Im April 2021 wurde die Räummaßnahme durch die Bundesanstalt für Immobilienaufgaben unter der Vergabenummer VOEK 309-20 in drei Losen neu ausgeschrieben, wobei sich die SCHOLLENBERGER Kampfmittelbergung GmbH für das Los 2 mit einem Auftragsvolumen von über 30 Mio. Euro und einer Laufzeit bis 2025 einen Zuschlag sichern konnte. Durch den Vertragswechsel im August 2021 bestand für die Firma die Möglichkeit in eine neue Baustelleneinrichtung zu investieren, weshalb sich SCHOLLENBERGER Kampfmittelbergung GmbH nun stolz mit einem modernen und ergonomischen Baustellencamp präsentieren kann.
Die Kampfmittelräumung selbst erfolgt größtenteils mit aktiven Suchsystemen und ist bis zu einer Tiefe von 30 cm unter Geländeoberkante begrenzt. Grund hierfür ist die reine selektive Suche nach Streumunition, von der eine geringe Eindringtiefe zu erwarten ist. Dennoch müssen regelmäßig auf Grund störender Messwerteinflüsse auch große Bomben, Granaten und Raketen geborgen werden, welche häufig tiefer liegen.
Bis zum Vertragswechsel im August 2021 konnten etwa 200 ha der Streumunitionsverdachtsfläche durch die SCHOLLENBERGER Kampfmittelbergung GmbH beräumt werden. Gemäß Jahresbericht 2020 an die vereinten Nationen konnten insgesamt 4.835 Streumunitionsblindgänger bestehend aus fünfzehn Streumunitionsarten aufgefunden und kontrolliert durch den Kampfmittelbeseitigungsdienst Brandenburg vernichtet werden (aktuelle Zahlen obliegen noch der Geheimhaltungserklärung). Die Vernichtung dieser sensiblen Munition erfolgt vor Ort auf dem Gelände.
Neben der Streumunition wurden als „Beifang“ rund 8.500 weitere Kampfmittel sowie etwa 120.000 Teile Munitionsschrott geborgen. Hinzu kommen mehrere hunderte Tonnen von Splittern.
Diese hohe Kampfmittelbelastung stellt eine besondere Herausforderung vor Ort dar, da Teilbereiche des Geländes auf Grundlage neu erlangter Kenntnisse im Zuge der Räumung ständig neu bewertet werden müssen.

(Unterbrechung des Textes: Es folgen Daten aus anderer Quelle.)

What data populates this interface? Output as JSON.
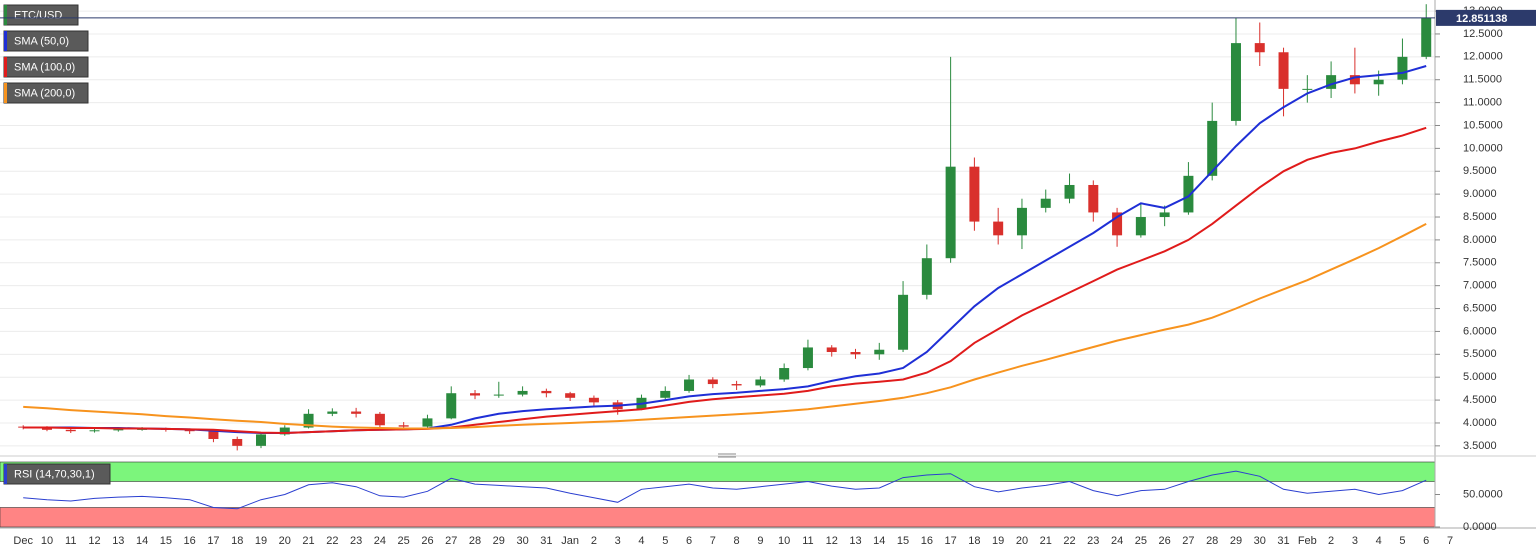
{
  "chart_data": {
    "type": "candlestick",
    "symbol": "ETC/USD",
    "up_color": "#2a8a3e",
    "down_color": "#d9302c",
    "categories": [
      "Dec",
      "10",
      "11",
      "12",
      "13",
      "14",
      "15",
      "16",
      "17",
      "18",
      "19",
      "20",
      "21",
      "22",
      "23",
      "24",
      "25",
      "26",
      "27",
      "28",
      "29",
      "30",
      "31",
      "Jan",
      "2",
      "3",
      "4",
      "5",
      "6",
      "7",
      "8",
      "9",
      "10",
      "11",
      "12",
      "13",
      "14",
      "15",
      "16",
      "17",
      "18",
      "19",
      "20",
      "21",
      "22",
      "23",
      "24",
      "25",
      "26",
      "27",
      "28",
      "29",
      "30",
      "31",
      "Feb",
      "2",
      "3",
      "4",
      "5",
      "6",
      "7"
    ],
    "open": [
      3.92,
      3.9,
      3.85,
      3.82,
      3.84,
      3.86,
      3.87,
      3.85,
      3.82,
      3.65,
      3.5,
      3.75,
      3.9,
      4.2,
      4.25,
      4.2,
      3.95,
      3.92,
      4.1,
      4.65,
      4.6,
      4.62,
      4.7,
      4.65,
      4.55,
      4.45,
      4.3,
      4.55,
      4.7,
      4.95,
      4.85,
      4.82,
      4.95,
      5.2,
      5.65,
      5.55,
      5.5,
      5.6,
      6.8,
      7.6,
      9.6,
      8.4,
      8.1,
      8.7,
      8.9,
      9.2,
      8.6,
      8.1,
      8.5,
      8.6,
      9.4,
      10.6,
      12.3,
      12.1,
      11.3,
      11.3,
      11.6,
      11.4,
      11.5,
      12.0,
      null
    ],
    "high": [
      3.95,
      3.93,
      3.88,
      3.88,
      3.9,
      3.91,
      3.9,
      3.88,
      3.85,
      3.7,
      3.8,
      3.95,
      4.3,
      4.32,
      4.33,
      4.24,
      4.02,
      4.18,
      4.8,
      4.72,
      4.9,
      4.8,
      4.75,
      4.68,
      4.6,
      4.5,
      4.62,
      4.8,
      5.05,
      5.0,
      4.92,
      5.02,
      5.3,
      5.82,
      5.7,
      5.62,
      5.75,
      7.1,
      7.9,
      12.0,
      9.8,
      8.7,
      8.9,
      9.1,
      9.45,
      9.3,
      8.7,
      8.8,
      8.75,
      9.7,
      11.0,
      12.85,
      12.75,
      12.2,
      11.6,
      11.9,
      12.2,
      11.7,
      12.4,
      13.15,
      null
    ],
    "low": [
      3.86,
      3.82,
      3.78,
      3.79,
      3.81,
      3.83,
      3.81,
      3.76,
      3.58,
      3.4,
      3.45,
      3.72,
      3.88,
      4.15,
      4.12,
      3.88,
      3.86,
      3.9,
      4.08,
      4.52,
      4.55,
      4.58,
      4.56,
      4.48,
      4.38,
      4.18,
      4.28,
      4.52,
      4.66,
      4.76,
      4.72,
      4.78,
      4.9,
      5.15,
      5.45,
      5.4,
      5.38,
      5.55,
      6.7,
      7.5,
      8.2,
      7.9,
      7.8,
      8.6,
      8.8,
      8.4,
      7.85,
      8.05,
      8.3,
      8.55,
      9.3,
      10.5,
      11.8,
      10.7,
      11.0,
      11.1,
      11.2,
      11.15,
      11.4,
      11.95,
      null
    ],
    "close": [
      3.9,
      3.85,
      3.82,
      3.84,
      3.86,
      3.87,
      3.85,
      3.82,
      3.65,
      3.5,
      3.75,
      3.9,
      4.2,
      4.25,
      4.2,
      3.95,
      3.92,
      4.1,
      4.65,
      4.6,
      4.62,
      4.7,
      4.65,
      4.55,
      4.45,
      4.3,
      4.55,
      4.7,
      4.95,
      4.85,
      4.82,
      4.95,
      5.2,
      5.65,
      5.55,
      5.5,
      5.6,
      6.8,
      7.6,
      9.6,
      8.4,
      8.1,
      8.7,
      8.9,
      9.2,
      8.6,
      8.1,
      8.5,
      8.6,
      9.4,
      10.6,
      12.3,
      12.1,
      11.3,
      11.3,
      11.6,
      11.4,
      11.5,
      12.0,
      12.85,
      null
    ],
    "series": [
      {
        "name": "SMA (50,0)",
        "color": "#1f2fd6",
        "values": [
          3.9,
          3.9,
          3.9,
          3.89,
          3.89,
          3.88,
          3.87,
          3.86,
          3.83,
          3.8,
          3.78,
          3.78,
          3.8,
          3.82,
          3.84,
          3.85,
          3.86,
          3.88,
          3.96,
          4.1,
          4.2,
          4.26,
          4.3,
          4.33,
          4.36,
          4.38,
          4.42,
          4.5,
          4.58,
          4.63,
          4.66,
          4.7,
          4.74,
          4.8,
          4.92,
          5.02,
          5.08,
          5.2,
          5.55,
          6.05,
          6.55,
          6.95,
          7.25,
          7.55,
          7.85,
          8.15,
          8.5,
          8.8,
          8.7,
          8.95,
          9.5,
          10.05,
          10.55,
          10.9,
          11.2,
          11.4,
          11.55,
          11.6,
          11.65,
          11.8,
          null
        ]
      },
      {
        "name": "SMA (100,0)",
        "color": "#e01b1b",
        "values": [
          3.9,
          3.9,
          3.89,
          3.89,
          3.88,
          3.88,
          3.87,
          3.86,
          3.85,
          3.82,
          3.79,
          3.78,
          3.8,
          3.82,
          3.84,
          3.85,
          3.86,
          3.87,
          3.9,
          3.96,
          4.02,
          4.08,
          4.14,
          4.18,
          4.22,
          4.26,
          4.3,
          4.38,
          4.46,
          4.52,
          4.56,
          4.6,
          4.64,
          4.7,
          4.8,
          4.86,
          4.9,
          4.95,
          5.1,
          5.35,
          5.75,
          6.05,
          6.35,
          6.6,
          6.85,
          7.1,
          7.35,
          7.55,
          7.75,
          8.0,
          8.35,
          8.75,
          9.15,
          9.5,
          9.75,
          9.9,
          10.0,
          10.15,
          10.28,
          10.45,
          null
        ]
      },
      {
        "name": "SMA (200,0)",
        "color": "#f7931e",
        "values": [
          4.35,
          4.32,
          4.28,
          4.25,
          4.22,
          4.19,
          4.15,
          4.12,
          4.08,
          4.05,
          4.02,
          3.98,
          3.95,
          3.92,
          3.9,
          3.89,
          3.88,
          3.88,
          3.89,
          3.91,
          3.94,
          3.96,
          3.98,
          4.0,
          4.02,
          4.04,
          4.07,
          4.1,
          4.13,
          4.16,
          4.19,
          4.22,
          4.26,
          4.3,
          4.36,
          4.42,
          4.48,
          4.55,
          4.65,
          4.78,
          4.95,
          5.1,
          5.25,
          5.38,
          5.52,
          5.66,
          5.8,
          5.92,
          6.04,
          6.15,
          6.3,
          6.5,
          6.72,
          6.92,
          7.12,
          7.35,
          7.58,
          7.82,
          8.08,
          8.35,
          null
        ]
      }
    ],
    "ylim": [
      3.3,
      13.22
    ],
    "yticks": [
      {
        "value": 3.5,
        "label": "3.5000"
      },
      {
        "value": 4,
        "label": "4.0000"
      },
      {
        "value": 4.5,
        "label": "4.5000"
      },
      {
        "value": 5,
        "label": "5.0000"
      },
      {
        "value": 5.5,
        "label": "5.5000"
      },
      {
        "value": 6,
        "label": "6.0000"
      },
      {
        "value": 6.5,
        "label": "6.5000"
      },
      {
        "value": 7,
        "label": "7.0000"
      },
      {
        "value": 7.5,
        "label": "7.5000"
      },
      {
        "value": 8,
        "label": "8.0000"
      },
      {
        "value": 8.5,
        "label": "8.5000"
      },
      {
        "value": 9,
        "label": "9.0000"
      },
      {
        "value": 9.5,
        "label": "9.5000"
      },
      {
        "value": 10,
        "label": "10.0000"
      },
      {
        "value": 10.5,
        "label": "10.5000"
      },
      {
        "value": 11,
        "label": "11.0000"
      },
      {
        "value": 11.5,
        "label": "11.5000"
      },
      {
        "value": 12,
        "label": "12.0000"
      },
      {
        "value": 12.5,
        "label": "12.5000"
      },
      {
        "value": 13,
        "label": "13.0000"
      }
    ],
    "last_price": 12.851138,
    "grid": true,
    "rsi": {
      "name": "RSI (14,70,30,1)",
      "color": "#2b3fd0",
      "values": [
        45,
        42,
        40,
        44,
        46,
        47,
        45,
        42,
        30,
        28,
        42,
        50,
        65,
        68,
        62,
        48,
        46,
        55,
        75,
        66,
        64,
        62,
        60,
        52,
        45,
        38,
        58,
        62,
        66,
        60,
        58,
        62,
        66,
        70,
        63,
        58,
        60,
        76,
        80,
        82,
        62,
        54,
        60,
        64,
        70,
        56,
        48,
        56,
        58,
        70,
        80,
        86,
        78,
        58,
        52,
        55,
        58,
        50,
        56,
        72,
        null
      ],
      "ylim": [
        0,
        100
      ],
      "upper_band": [
        70,
        100
      ],
      "lower_band": [
        0,
        30
      ],
      "yticks": [
        {
          "value": 50,
          "label": "50.0000"
        },
        {
          "value": 0,
          "label": "0.0000"
        }
      ]
    }
  }
}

In enger Zusammenarbeit mit dem Bundesforstbetrieb Westbrandenburg sowie der zuständigen Bauüberwachung arbeiten wir daher stetig an sicherheits- und prozessoptimierten Räumverfahren, was sich beispielsweise in der bei SCHOLLENBERGER Kampfmittelbergung GmbH gut angenommenen Rettungstonne oder einem Bagger zur Volumenräumung mit ausgestattetem Kamerasystem und Bildübertragung per Funk zum Truppführer widerspiegelt.

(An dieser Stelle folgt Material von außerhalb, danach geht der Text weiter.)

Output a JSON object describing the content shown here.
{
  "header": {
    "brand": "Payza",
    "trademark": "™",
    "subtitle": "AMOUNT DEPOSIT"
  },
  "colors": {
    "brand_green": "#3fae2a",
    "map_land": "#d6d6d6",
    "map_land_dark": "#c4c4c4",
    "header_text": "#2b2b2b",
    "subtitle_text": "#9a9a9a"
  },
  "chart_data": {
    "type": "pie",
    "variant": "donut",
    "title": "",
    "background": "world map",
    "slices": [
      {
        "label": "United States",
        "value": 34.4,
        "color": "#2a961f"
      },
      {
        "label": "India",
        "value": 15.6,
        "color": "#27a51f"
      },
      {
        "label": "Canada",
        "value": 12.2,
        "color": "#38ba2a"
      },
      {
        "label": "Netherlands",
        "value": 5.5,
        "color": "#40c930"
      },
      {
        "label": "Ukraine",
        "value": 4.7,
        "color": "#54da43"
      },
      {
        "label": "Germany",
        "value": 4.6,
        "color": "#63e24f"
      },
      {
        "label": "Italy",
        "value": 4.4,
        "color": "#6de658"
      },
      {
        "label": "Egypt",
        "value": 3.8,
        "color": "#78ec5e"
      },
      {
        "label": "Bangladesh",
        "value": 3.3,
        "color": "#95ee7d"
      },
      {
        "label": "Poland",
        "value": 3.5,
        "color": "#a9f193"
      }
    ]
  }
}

Neben der Gesamtkoordination vor Ort besteht eine der weiteren großen Aufgaben in der Aufrechterhaltung unserer Schutz- und Sicherheitsmaßnahmen. Bei der hohen Belastung von Blindgängern ist ein ständiger und täglicher Umgang mit Fundmunition unumgänglich. Dies ist in vielen Bereichen unserer Branche (Baubegleitung, EDV-Aufzeichnung, Tiefensondierung) nicht alltäglich. Besonders die teilweise nur tennisballgroße Streumunition birgt die Gefahr verharmlost zu werden. Durch stetige Anpassungen unserer Gefährdungsbeurteilung und Unterweisungen sowie die Umsetzung der täglichen Last-Minute-Risk-Analyse (LMRA) beugen wir diesem Risiko vor und konnten bisher ohne Unfälle im Zusammenhang mit Fundmunition auf dem Gelände arbeiten.
Die aktuell gekennzeichnete Verdachtsfläche soll nach Möglichkeit im Jahr 2025 von Streumunitionsrückständen befreit sein. Ob dieses Ziel erreicht werden kann, lässt sich aufgrund der verbleibenden Fläche sowie den stark variierenden Störkörperbelastungen nur schwer sagen. Gleichzeitig muss nach Abschluss eine Bewertung stattfinden, ob aufgrund von eventuellen Funden im Randbereich eine Erweiterung der Verdachtsfläche stattfinden muss. Es ist daher durchaus möglich, dass eine erneute Ausschreibung über das Jahr 2025 hinaus verfasst wird.